The USD/INR currency pair is expected to consolidate around 71 for now, on the back of the RBI smoothing excessive rupee movements with fluctuating foreign reserves. In the medium term, the INR will likely recoup some of its recent losses, according to the latest research report from Scotiabank.
A synchronized monetary easing will keep prompting overseas investors to chase the high-yielding assets in the world, as long as the US and China refrain from intensifying the trade tensions once again.
The Reserve Bank of India (RBI) cut its policy rate by a rare 35 bp to 5.40 percent on Wednesday afternoon, marking a fourth rate cut in a row this year. It was aimed at spurring India’s economic growth amid gloomy global trade outlook.

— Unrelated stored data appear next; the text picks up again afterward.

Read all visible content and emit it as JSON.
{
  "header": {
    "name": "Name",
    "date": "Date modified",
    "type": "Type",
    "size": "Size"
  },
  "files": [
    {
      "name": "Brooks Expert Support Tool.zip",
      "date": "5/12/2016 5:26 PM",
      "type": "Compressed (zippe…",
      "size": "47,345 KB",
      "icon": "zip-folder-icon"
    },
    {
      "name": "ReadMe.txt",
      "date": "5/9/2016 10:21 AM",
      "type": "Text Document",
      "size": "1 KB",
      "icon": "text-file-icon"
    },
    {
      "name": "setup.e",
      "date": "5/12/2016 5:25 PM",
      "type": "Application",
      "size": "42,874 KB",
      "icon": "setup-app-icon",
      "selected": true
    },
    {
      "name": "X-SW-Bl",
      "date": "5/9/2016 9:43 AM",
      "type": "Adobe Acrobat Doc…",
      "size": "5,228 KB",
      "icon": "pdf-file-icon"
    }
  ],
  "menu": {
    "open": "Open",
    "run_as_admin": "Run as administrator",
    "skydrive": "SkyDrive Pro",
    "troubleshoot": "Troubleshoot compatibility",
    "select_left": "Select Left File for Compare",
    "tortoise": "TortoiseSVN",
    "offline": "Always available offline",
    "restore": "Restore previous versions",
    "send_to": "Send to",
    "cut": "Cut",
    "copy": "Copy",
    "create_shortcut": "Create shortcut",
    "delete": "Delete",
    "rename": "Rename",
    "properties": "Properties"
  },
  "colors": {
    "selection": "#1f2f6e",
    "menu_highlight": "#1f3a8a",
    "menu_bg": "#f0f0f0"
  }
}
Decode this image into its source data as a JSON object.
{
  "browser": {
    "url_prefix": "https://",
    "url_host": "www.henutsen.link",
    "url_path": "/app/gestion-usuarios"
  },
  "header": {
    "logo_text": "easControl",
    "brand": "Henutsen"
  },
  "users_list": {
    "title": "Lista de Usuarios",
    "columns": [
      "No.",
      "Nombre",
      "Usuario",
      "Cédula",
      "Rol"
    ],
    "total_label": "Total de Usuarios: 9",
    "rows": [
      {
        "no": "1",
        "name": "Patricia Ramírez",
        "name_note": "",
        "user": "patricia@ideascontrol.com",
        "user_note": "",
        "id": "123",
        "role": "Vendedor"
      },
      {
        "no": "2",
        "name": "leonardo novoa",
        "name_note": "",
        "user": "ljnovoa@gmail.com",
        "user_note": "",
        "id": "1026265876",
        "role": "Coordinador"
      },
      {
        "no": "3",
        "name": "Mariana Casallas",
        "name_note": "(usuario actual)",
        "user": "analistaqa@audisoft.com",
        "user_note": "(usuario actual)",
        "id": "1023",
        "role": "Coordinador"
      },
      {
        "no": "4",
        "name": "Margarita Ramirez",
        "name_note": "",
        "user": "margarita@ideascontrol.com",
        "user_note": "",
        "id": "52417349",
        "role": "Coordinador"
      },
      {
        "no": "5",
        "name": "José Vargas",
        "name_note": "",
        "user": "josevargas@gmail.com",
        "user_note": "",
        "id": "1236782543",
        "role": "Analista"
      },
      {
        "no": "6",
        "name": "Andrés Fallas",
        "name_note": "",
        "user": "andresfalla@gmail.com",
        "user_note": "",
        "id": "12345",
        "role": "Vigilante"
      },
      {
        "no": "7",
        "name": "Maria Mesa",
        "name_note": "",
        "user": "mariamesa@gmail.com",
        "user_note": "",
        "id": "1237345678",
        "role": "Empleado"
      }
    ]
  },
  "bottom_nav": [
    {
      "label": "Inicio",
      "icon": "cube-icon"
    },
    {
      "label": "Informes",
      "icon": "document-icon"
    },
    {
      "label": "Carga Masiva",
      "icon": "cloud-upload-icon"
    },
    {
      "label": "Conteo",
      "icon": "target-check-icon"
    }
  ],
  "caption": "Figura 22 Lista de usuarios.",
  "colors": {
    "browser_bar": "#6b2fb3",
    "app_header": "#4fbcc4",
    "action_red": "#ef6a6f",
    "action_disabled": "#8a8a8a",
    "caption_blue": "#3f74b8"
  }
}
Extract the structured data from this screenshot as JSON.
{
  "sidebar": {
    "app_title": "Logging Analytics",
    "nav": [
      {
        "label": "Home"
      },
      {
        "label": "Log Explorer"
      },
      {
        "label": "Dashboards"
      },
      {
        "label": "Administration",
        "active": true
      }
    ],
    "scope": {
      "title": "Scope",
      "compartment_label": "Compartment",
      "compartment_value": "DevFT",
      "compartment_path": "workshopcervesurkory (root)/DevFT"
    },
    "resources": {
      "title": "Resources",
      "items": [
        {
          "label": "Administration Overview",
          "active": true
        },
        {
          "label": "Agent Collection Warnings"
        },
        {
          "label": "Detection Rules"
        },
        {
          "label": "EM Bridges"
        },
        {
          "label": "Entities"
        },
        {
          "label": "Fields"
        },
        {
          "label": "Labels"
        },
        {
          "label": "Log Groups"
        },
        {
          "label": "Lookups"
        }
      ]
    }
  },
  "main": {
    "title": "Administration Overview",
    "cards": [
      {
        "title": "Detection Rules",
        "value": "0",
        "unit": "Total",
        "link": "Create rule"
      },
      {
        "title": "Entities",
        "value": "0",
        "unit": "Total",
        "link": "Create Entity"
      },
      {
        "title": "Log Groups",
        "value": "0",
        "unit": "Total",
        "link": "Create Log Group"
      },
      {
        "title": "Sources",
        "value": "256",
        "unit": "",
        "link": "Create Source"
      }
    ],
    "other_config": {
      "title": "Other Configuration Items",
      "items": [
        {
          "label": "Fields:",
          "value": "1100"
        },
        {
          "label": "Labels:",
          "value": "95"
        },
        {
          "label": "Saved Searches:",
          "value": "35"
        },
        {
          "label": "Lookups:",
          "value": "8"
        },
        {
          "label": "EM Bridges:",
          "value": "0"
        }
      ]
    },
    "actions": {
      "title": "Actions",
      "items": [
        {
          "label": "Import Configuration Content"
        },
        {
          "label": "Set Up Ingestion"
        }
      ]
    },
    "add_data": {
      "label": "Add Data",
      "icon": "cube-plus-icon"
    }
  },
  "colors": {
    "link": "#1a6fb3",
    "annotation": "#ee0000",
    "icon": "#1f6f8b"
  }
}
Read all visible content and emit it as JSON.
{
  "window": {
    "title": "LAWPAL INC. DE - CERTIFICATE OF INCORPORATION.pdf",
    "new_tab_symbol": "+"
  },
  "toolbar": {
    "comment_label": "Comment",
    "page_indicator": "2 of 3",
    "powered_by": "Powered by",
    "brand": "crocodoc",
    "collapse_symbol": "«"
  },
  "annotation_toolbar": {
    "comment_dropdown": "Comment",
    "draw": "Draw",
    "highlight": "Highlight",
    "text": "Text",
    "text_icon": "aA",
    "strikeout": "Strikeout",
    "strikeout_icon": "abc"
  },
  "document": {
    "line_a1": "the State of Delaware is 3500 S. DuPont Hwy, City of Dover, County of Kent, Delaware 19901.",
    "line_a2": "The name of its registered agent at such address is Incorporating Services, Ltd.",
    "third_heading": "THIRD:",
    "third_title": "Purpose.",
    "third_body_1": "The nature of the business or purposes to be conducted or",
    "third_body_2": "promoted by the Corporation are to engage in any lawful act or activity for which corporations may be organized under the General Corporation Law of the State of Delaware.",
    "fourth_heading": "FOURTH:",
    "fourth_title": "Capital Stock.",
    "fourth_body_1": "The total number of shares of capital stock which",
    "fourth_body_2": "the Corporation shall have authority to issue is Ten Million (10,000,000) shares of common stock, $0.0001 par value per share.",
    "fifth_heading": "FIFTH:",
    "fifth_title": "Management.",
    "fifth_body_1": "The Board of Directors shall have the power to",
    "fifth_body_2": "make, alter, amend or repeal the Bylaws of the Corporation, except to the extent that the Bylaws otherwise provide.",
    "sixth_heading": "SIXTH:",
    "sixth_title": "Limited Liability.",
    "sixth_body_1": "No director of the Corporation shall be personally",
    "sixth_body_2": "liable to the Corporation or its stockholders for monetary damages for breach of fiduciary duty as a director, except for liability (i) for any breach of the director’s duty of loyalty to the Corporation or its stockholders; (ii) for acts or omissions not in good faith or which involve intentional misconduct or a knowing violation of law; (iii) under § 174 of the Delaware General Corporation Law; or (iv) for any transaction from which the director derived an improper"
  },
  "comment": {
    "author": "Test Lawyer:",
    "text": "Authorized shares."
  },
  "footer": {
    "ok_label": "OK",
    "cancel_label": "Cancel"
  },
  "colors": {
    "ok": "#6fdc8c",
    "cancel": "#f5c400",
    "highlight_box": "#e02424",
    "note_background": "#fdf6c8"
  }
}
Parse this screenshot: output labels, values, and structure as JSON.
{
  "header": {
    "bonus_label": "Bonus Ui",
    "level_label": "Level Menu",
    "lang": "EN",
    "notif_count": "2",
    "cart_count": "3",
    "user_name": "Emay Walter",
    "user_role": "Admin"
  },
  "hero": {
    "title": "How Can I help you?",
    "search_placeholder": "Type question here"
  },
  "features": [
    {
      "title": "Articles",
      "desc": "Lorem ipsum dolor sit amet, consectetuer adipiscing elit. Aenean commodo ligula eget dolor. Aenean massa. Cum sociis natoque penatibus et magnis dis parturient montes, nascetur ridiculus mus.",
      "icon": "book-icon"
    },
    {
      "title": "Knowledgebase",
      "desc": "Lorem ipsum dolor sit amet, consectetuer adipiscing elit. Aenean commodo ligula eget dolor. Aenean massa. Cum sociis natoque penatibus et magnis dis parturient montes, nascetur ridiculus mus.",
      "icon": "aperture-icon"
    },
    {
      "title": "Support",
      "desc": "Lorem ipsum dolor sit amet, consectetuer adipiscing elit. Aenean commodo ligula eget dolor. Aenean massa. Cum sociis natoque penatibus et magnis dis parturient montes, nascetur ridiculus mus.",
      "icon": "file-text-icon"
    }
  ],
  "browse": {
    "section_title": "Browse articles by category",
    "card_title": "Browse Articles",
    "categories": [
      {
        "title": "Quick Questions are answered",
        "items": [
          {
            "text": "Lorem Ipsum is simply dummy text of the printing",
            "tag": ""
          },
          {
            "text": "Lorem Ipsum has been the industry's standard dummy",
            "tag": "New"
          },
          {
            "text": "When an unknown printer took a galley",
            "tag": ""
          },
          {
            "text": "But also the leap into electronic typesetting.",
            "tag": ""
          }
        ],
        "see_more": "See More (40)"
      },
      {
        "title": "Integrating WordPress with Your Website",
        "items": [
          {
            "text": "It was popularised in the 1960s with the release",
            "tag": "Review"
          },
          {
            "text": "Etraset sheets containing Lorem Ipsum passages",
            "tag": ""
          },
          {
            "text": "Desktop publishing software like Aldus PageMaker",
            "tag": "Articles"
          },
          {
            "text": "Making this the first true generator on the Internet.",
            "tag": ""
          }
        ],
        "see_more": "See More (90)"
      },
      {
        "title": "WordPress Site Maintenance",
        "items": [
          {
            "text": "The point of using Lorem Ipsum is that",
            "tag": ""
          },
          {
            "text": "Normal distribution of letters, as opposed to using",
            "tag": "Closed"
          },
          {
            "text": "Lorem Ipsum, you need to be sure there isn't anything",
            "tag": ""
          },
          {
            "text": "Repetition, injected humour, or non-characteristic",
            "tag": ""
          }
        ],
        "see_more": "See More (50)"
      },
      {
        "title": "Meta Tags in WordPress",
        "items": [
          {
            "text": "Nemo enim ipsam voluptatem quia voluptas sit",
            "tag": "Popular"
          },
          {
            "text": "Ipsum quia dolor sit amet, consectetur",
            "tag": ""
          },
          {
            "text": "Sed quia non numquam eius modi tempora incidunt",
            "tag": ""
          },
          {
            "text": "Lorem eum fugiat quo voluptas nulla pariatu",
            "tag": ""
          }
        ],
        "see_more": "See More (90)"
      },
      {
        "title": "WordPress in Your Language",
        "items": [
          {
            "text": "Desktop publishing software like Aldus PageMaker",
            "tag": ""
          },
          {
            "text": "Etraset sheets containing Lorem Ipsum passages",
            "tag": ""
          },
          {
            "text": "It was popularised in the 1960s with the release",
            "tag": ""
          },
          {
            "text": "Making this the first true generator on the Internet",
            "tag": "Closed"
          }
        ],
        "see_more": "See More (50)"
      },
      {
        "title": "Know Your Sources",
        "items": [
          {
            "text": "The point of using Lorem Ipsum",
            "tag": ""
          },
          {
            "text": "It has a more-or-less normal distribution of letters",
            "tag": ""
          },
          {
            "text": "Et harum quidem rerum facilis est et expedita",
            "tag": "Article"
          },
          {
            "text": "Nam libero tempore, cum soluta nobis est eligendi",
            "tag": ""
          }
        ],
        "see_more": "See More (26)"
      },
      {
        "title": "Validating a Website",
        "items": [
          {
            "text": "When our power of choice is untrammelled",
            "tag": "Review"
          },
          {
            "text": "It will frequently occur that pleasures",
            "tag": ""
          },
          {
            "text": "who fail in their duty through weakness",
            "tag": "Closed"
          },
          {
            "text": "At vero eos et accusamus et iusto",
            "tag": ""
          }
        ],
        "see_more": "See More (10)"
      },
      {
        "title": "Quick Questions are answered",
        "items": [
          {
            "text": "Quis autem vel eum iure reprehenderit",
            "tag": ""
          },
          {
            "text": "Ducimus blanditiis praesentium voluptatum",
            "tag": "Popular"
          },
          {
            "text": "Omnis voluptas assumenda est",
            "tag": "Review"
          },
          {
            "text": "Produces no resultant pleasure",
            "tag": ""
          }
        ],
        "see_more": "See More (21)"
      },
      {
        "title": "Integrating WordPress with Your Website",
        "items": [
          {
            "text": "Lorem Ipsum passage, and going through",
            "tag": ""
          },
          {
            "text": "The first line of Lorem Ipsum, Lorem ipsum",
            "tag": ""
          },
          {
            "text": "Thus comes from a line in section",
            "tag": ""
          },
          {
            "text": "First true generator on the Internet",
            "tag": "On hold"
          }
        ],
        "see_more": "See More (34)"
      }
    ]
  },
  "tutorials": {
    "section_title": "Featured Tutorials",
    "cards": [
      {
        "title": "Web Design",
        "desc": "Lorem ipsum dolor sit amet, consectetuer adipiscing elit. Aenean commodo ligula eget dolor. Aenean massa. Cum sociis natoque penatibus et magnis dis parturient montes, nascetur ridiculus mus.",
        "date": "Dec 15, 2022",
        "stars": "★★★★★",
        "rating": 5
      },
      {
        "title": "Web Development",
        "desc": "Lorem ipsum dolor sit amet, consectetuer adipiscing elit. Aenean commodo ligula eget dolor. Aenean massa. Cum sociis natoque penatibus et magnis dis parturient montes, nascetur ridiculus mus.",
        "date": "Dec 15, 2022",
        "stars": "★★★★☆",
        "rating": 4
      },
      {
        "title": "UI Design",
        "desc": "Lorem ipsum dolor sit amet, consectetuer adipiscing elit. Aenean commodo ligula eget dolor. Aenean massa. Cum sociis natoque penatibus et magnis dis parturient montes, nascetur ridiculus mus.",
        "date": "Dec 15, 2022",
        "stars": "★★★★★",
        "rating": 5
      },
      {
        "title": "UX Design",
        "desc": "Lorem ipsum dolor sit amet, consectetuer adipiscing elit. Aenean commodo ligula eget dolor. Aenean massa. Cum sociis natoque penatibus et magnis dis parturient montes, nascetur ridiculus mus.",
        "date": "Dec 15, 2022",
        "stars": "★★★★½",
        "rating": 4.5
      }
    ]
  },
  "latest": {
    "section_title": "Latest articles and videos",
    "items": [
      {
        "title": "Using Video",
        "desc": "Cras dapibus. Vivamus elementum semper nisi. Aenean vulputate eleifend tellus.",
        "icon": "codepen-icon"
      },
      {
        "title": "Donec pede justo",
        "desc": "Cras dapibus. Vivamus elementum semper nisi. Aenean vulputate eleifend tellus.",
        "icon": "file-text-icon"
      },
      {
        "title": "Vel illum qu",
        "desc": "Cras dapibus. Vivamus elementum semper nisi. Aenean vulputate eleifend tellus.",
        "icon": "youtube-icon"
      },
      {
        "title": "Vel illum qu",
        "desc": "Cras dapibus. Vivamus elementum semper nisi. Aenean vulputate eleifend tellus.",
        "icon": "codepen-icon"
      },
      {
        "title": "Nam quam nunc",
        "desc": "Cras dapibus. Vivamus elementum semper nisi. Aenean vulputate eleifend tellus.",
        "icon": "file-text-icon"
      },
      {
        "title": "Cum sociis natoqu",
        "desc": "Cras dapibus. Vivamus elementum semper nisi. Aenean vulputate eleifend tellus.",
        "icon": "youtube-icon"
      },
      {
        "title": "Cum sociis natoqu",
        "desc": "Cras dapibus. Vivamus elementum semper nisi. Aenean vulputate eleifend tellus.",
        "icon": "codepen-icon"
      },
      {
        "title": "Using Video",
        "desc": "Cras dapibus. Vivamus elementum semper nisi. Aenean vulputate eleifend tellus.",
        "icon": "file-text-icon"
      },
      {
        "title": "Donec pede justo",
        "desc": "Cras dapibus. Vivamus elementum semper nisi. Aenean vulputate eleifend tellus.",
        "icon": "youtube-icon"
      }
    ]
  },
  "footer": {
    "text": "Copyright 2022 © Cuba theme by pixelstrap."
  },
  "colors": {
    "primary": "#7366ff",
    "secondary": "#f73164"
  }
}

The Indian central bank will likely deliver a fifth rate reduction in the October-December quarter if the Fed lowers its benchmark interest rate again next month, although RBI Governor Shaktikanta Das said on Wednesday that a half-point reduction would have been "excessive", the report added.
In the near term, foreign investors could refrain from pouring funds into Indian equity and bond markets amid uncertainty surrounding India’s latest Kashmir move.
"In addition, China stabilizing the yuan exchange rate has dispelled market panic about competitive devaluation and improved risk sentiment in the region. We expect the PBoC to set USD/CNY fixing below 7.0 in the coming weeks, unless the Trump administration escalates its trade disputes with China again," Scotiabank further commented in the report.